Review: Middle Men
Plot: All around family man and problem solver Jack Harris (Luke Wilson) finds himself caught in a decade long spiral when an old associate (James Caan) asks him to assist two drug addicted entrepreneurs (Giovanni Ribisi & Gabriel Macht). The idea: selling porn on the internet and collecting entirely through cyberspace. As their multi-million dollar venture expand, so follows Jack’s troubles by way of the Russian mob, the federal government, porn starlets, international terrorist, con men and his own conscience.
Review: It’s difficult to remember life before an unconscionable amount of pictures and videos of people having sex weren’t readily available at our fingertips. It’s a fascination as natural as our own bodies. For as long as people have been able perform the act, there has always been an audience to watch it. If you told a younger, newly pubescent version of me that the internet was invented for porn, I’d probably believe you. That’s why it’s easy to believe George Gallo’s saga that the birth of cyber credit card transactions, a modern internet ritual, came from the need to watch people screw. While I wasn’t expecting a reflection of actual events, this is only an “inspired by actual events” movie after all, I was fully ready to invest in the possibility that porn led to such an innovative daily business custom. By the time the credits rolled, I didn’t even care if it were true. I just wanted to leave.

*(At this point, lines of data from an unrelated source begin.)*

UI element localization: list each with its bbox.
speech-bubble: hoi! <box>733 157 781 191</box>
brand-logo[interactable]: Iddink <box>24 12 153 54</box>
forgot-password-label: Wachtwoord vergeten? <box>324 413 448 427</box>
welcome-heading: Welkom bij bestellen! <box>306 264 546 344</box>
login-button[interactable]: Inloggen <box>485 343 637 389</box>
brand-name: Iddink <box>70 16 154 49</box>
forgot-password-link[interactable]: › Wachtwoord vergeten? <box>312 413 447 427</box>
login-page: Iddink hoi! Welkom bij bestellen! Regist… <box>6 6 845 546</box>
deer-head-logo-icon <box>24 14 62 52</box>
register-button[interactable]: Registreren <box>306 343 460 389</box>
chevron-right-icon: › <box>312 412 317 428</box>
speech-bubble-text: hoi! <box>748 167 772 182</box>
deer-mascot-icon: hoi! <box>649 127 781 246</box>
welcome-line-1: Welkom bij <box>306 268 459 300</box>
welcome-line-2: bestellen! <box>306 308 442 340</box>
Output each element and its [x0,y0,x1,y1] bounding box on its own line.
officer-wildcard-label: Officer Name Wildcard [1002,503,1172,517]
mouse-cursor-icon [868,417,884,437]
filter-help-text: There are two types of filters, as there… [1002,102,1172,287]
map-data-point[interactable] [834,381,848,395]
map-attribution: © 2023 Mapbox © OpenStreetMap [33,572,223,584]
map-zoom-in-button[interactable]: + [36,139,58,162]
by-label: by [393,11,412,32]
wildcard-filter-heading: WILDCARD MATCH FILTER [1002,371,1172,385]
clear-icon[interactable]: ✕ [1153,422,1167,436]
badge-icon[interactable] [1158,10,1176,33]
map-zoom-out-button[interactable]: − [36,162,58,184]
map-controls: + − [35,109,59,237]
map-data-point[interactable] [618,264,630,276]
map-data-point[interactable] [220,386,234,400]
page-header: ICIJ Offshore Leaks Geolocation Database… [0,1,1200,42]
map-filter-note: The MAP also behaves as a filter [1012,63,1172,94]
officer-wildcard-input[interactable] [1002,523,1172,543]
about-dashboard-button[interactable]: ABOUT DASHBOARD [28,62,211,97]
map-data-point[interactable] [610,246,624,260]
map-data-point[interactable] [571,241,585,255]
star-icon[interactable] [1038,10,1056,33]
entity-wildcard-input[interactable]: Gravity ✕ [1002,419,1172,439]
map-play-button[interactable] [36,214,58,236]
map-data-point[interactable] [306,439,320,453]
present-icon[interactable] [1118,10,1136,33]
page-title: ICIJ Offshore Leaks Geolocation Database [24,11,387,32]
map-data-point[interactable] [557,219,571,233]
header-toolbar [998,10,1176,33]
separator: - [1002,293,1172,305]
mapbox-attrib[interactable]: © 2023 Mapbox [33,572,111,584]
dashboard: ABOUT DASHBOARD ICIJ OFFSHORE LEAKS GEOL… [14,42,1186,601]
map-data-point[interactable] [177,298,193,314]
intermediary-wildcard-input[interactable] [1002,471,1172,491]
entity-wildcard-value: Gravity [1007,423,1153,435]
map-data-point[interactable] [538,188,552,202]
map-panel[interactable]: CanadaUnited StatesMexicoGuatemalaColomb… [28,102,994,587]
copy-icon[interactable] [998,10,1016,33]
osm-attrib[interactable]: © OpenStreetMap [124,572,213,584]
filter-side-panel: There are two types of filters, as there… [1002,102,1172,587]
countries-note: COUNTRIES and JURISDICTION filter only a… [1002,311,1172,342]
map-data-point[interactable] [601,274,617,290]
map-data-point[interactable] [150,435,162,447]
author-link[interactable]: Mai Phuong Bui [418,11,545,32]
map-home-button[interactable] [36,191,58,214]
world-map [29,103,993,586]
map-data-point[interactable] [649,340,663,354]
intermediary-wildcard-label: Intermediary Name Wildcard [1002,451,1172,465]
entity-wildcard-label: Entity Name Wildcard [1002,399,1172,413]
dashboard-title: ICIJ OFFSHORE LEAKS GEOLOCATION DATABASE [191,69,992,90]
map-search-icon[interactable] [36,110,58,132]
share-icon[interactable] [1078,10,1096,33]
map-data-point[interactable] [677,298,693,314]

So what went wrong? This is fascinating material here, true or not. As a character study alone you had me sold, not just in those early capitalistic engineers of internet porn but in Luke Wilson’s self proclaimed ‘Winstone Wolf’ protagonist bent on finding reasonable resolutions to any given dilemma. Add to that they throw in scantily dressed ladies, a pissed off Russian mob, terrorism, feds and a dozen excellent (if not obvious) pop tunes pulled right off the Scorsese shelf to color the canvas. Unfortunately none of this otherwise pulpy icing could save the film from a screenplay so mannered and contrived that taking out expositionary dialogue would render the running time to fifteen minutes.

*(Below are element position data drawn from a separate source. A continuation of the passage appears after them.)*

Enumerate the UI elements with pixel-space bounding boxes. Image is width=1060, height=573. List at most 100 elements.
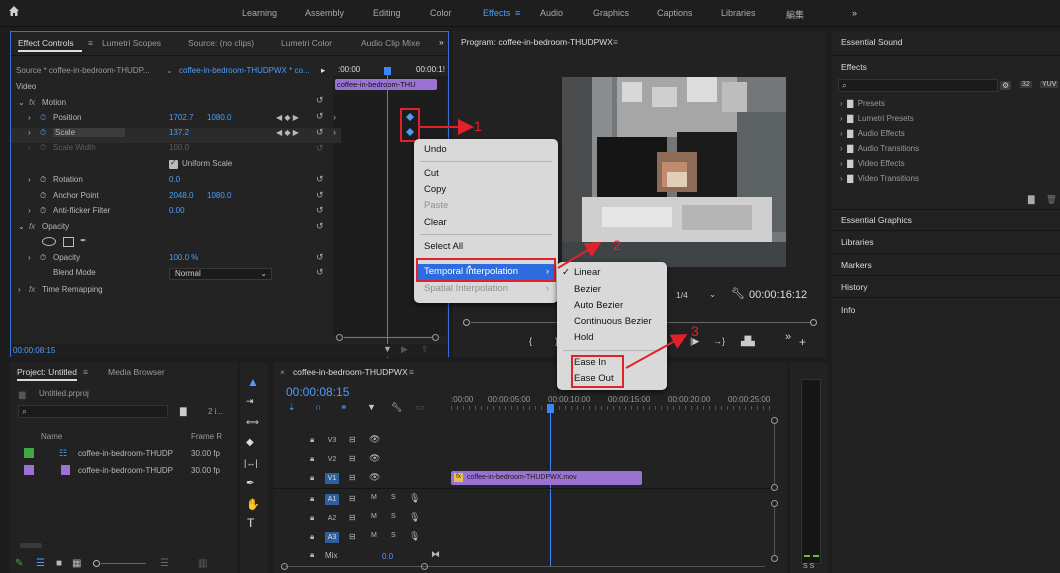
expand-icon[interactable]: › xyxy=(18,285,21,294)
timeline-timecode[interactable]: 00:00:08:15 xyxy=(286,385,349,399)
expand-icon[interactable]: › xyxy=(28,175,31,184)
scrub-handle-right[interactable] xyxy=(810,319,817,326)
close-icon[interactable]: × xyxy=(280,367,285,377)
more-workspaces-icon[interactable]: » xyxy=(852,8,857,18)
new-bin-icon[interactable]: ▇ xyxy=(1028,194,1035,205)
horizontal-zoom-bar[interactable] xyxy=(285,566,765,567)
pen-tool-icon[interactable]: ✒ xyxy=(246,478,254,489)
tab-effect-controls[interactable]: Effect Controls xyxy=(18,38,74,48)
position-x[interactable]: 1702.7 xyxy=(169,113,193,122)
sequence-selector[interactable]: coffee-in-bedroom-THUDPWX * co... xyxy=(179,66,310,75)
expand-icon[interactable]: › xyxy=(28,113,31,122)
anchor-y[interactable]: 1080.0 xyxy=(207,191,231,200)
zoom-slider-handle[interactable] xyxy=(93,560,100,567)
sync-lock-icon[interactable]: ⊟ xyxy=(349,454,356,463)
expand-icon[interactable]: › xyxy=(28,253,31,262)
effects-search-input[interactable]: ⌕ xyxy=(838,79,998,92)
mute-button[interactable]: M xyxy=(371,532,377,539)
track-header-a2[interactable]: 🔒︎ A2 ⊟ M S 🎙︎ xyxy=(273,510,451,528)
position-y[interactable]: 1080.0 xyxy=(207,113,231,122)
linked-selection-icon[interactable]: ⚭ xyxy=(340,402,348,413)
track-label[interactable]: A3 xyxy=(325,532,339,543)
timeline-title[interactable]: coffee-in-bedroom-THUDPWX xyxy=(293,367,408,377)
zoom-handle-right[interactable] xyxy=(421,563,428,570)
project-search-input[interactable]: ⌕ xyxy=(18,405,168,418)
razor-tool-icon[interactable]: ◆ xyxy=(246,437,254,448)
submenu-item-bezier[interactable]: Bezier xyxy=(557,282,667,298)
mute-button[interactable]: M xyxy=(371,494,377,501)
track-header-a1[interactable]: 🔒︎ A1 ⊟ M S 🎙︎ xyxy=(273,491,451,509)
fx-icon[interactable]: fx xyxy=(29,222,35,231)
voiceover-mic-icon[interactable]: 🎙︎ xyxy=(409,512,420,523)
automate-icon[interactable]: ▥ xyxy=(198,558,207,569)
eye-icon[interactable]: 👁︎ xyxy=(369,434,380,445)
reset-icon[interactable]: ↺ xyxy=(316,175,324,184)
reset-icon[interactable]: ↺ xyxy=(316,206,324,215)
mark-in-icon[interactable]: { xyxy=(529,336,532,346)
scroll-handle[interactable] xyxy=(771,555,778,562)
zoom-handle-left[interactable] xyxy=(336,334,343,341)
chevron-down-icon[interactable]: ⌄ xyxy=(166,66,173,75)
icon-view-icon[interactable]: ■ xyxy=(56,558,62,569)
uniform-scale-row[interactable]: ✓ Uniform Scale xyxy=(11,158,341,174)
tab-lumetri-scopes[interactable]: Lumetri Scopes xyxy=(102,38,161,48)
track-label[interactable]: V1 xyxy=(325,473,339,484)
opacity-section-row[interactable]: ⌄ fx Opacity xyxy=(11,222,341,237)
antiflicker-value[interactable]: 0.00 xyxy=(169,206,185,215)
stopwatch-icon[interactable]: ⏱ xyxy=(40,191,46,201)
solo-button[interactable]: S xyxy=(391,494,396,501)
submenu-item-linear[interactable]: ✓ Linear xyxy=(557,265,667,281)
lock-icon[interactable]: 🔒︎ xyxy=(310,550,314,560)
track-header-v3[interactable]: 🔒︎ V3 ⊟ 👁︎ xyxy=(273,432,451,450)
mix-track[interactable]: 🔒︎ Mix 0.0 ⧓ xyxy=(273,549,451,563)
submenu-item-auto-bezier[interactable]: Auto Bezier xyxy=(557,298,667,314)
hand-tool-icon[interactable]: ✋ xyxy=(246,498,260,511)
vertical-scrollbar[interactable] xyxy=(774,507,775,555)
fx-icon[interactable]: fx xyxy=(29,98,35,107)
more-tabs-icon[interactable]: » xyxy=(439,37,444,47)
lock-icon[interactable]: 🔒︎ xyxy=(310,513,314,523)
32bit-effects-icon[interactable]: 32 xyxy=(1020,81,1032,88)
lock-icon[interactable]: 🔒︎ xyxy=(310,473,314,483)
workspace-edit-jp[interactable]: 編集 xyxy=(786,8,804,21)
chevron-down-icon[interactable]: ⌄ xyxy=(709,289,716,300)
scale-value[interactable]: 137.2 xyxy=(169,128,189,137)
keyframe-nav-icon[interactable]: ◀ ◆ ▶ xyxy=(276,113,299,122)
solo-button[interactable]: S xyxy=(391,513,396,520)
settings-wrench-icon[interactable]: 🔧︎ xyxy=(391,402,402,413)
reset-icon[interactable]: ↺ xyxy=(316,222,324,231)
yuv-effects-icon[interactable]: YUV xyxy=(1040,81,1059,88)
reset-icon[interactable]: ↺ xyxy=(316,112,324,121)
freeform-view-icon[interactable]: ▦ xyxy=(72,558,81,569)
libraries-tab[interactable]: Libraries xyxy=(841,237,874,247)
rotation-value[interactable]: 0.0 xyxy=(169,175,180,184)
tree-item-presets[interactable]: › ▇ Presets xyxy=(840,99,885,108)
more-buttons-icon[interactable]: » xyxy=(785,331,791,343)
workspace-libraries[interactable]: Libraries xyxy=(721,8,756,18)
list-item[interactable]: coffee-in-bedroom-THUDP 30.00 fp xyxy=(10,462,237,479)
menu-item-select-all[interactable]: Select All xyxy=(414,239,558,255)
stopwatch-icon[interactable]: ⏱ xyxy=(40,128,46,138)
tree-item-lumetri-presets[interactable]: › ▇ Lumetri Presets xyxy=(840,114,914,123)
rectangle-mask-icon[interactable] xyxy=(63,237,74,247)
column-frame-rate[interactable]: Frame R xyxy=(191,432,222,441)
new-bin-icon[interactable]: ▇ xyxy=(180,406,187,417)
sync-lock-icon[interactable]: ⊟ xyxy=(349,435,356,444)
column-name[interactable]: Name xyxy=(41,432,62,441)
info-tab[interactable]: Info xyxy=(841,305,855,315)
play-only-icon[interactable]: ▸ xyxy=(321,65,325,76)
wrench-icon[interactable]: 🔧︎ xyxy=(731,287,745,300)
anchor-x[interactable]: 2048.0 xyxy=(169,191,193,200)
go-to-out-icon[interactable]: →} xyxy=(713,336,725,346)
stopwatch-icon[interactable]: ⏱ xyxy=(40,113,46,123)
panel-menu-icon[interactable]: ≡ xyxy=(409,367,414,377)
workspace-effects[interactable]: Effects xyxy=(483,8,510,18)
essential-sound-tab[interactable]: Essential Sound xyxy=(841,37,902,47)
nest-icon[interactable]: ⇣ xyxy=(288,402,296,413)
sync-lock-icon[interactable]: ⊟ xyxy=(349,473,356,482)
workspace-audio[interactable]: Audio xyxy=(540,8,563,18)
workspace-color[interactable]: Color xyxy=(430,8,452,18)
play-audio-icon[interactable]: ▶ xyxy=(401,344,408,355)
keyframe-nav-icon[interactable]: ◀ ◆ ▶ xyxy=(276,128,299,137)
panel-menu-icon[interactable]: ≡ xyxy=(83,367,88,377)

From the first frame we follow Luke Wilson’s character Jack Harris and are accompanied by his voice over narration for the better part of every scene, even the scenes he wasn’t or isn’t present in. I usually love these. This is classic untrustworthy narrator territory and it’s still ripe for the taking. It’s obvious five minutes in that Gallo’s storytelling, pacing and visual influences come from GOODFELLAS and there is absolutely no shame in that, in fact there is a moment I couldn’t help but assume was a direct tip of the hat- at one point we cut to a low shot of sharply dressed mobsters leaning against a car at an airport while a plane flies overhead to a title card reading “FIVE YEARS LATER”. That’s all well and good. But the untrustworthy narrator in its definition requires both character and style- of which there is sadly not much to be found here. While the voice over to Scorsese’s GOODFELLAS and CASINO were colorful, adding layers and nuance to the imagery and performances on the screen, the narration in MIDDLE MEN supplies nothing more than the broadest strokes of simple exposition. It’s especially upsetting because I think Luke Wilson is really quite good here, it’s undeniable that he has a strong screen presence and it’s a shame that they overshadow it with continuous voice over banter the likes of which I can only compare to a DVD commentary reading of the accompanying spark-notes. If Luke Wilson’s monotone never-ending voice over was half as compelling as they must think it is than I would have upgraded my Verizon plan months ago.
Sleazy supporting characters are a dime a dozen in MIDDLE MEN, so much so that the characters unfortunately almost become interchangeable. It's unfortunate in that you have a hell of an assorted cast of character actors billed. Talent like James Caan, Robert Forster, Jason Antoon, Kevin Pollak, Terry Crews, Kelsey Grammer and Rade Sebedzija. It’s a shame that when guys like these aren’t hastily passing in and out of the screen during montages of exposition, they are reduced to just delivering exposition themselves. For my money the most entertaining and worth wild performances in the film belong to Giavani Ribisi and Gabriel Macht, Ribisi seemingly being the one having the most fun with the material he’s given. He displays a lot of comedic bits early on before he and his partner make their fortune, but sadly he doesn’t evolve to anything more than the gag he is introduced as, despite being one of the main characters.
There is material here for a good, entertaining, all around better movie, but in the end it didn’t feel as if writer/director George Gallo and screenwriter Andy Wiess trusted all the simple opportunities they had in front of them. There are a few set pieces in the second half that are genuinely inventive and humorous, true or not, who cares? They could have worked if they allowed the characters to explore each situation. I wish they actually paced them out a bit and gave the film a moment to breath. Unfortunately every innovative and new set piece is as fleeting and passive as the last, held together by rigid voice over. At 100 minutes MIDDLE MEN has the brevity but lacks the wit.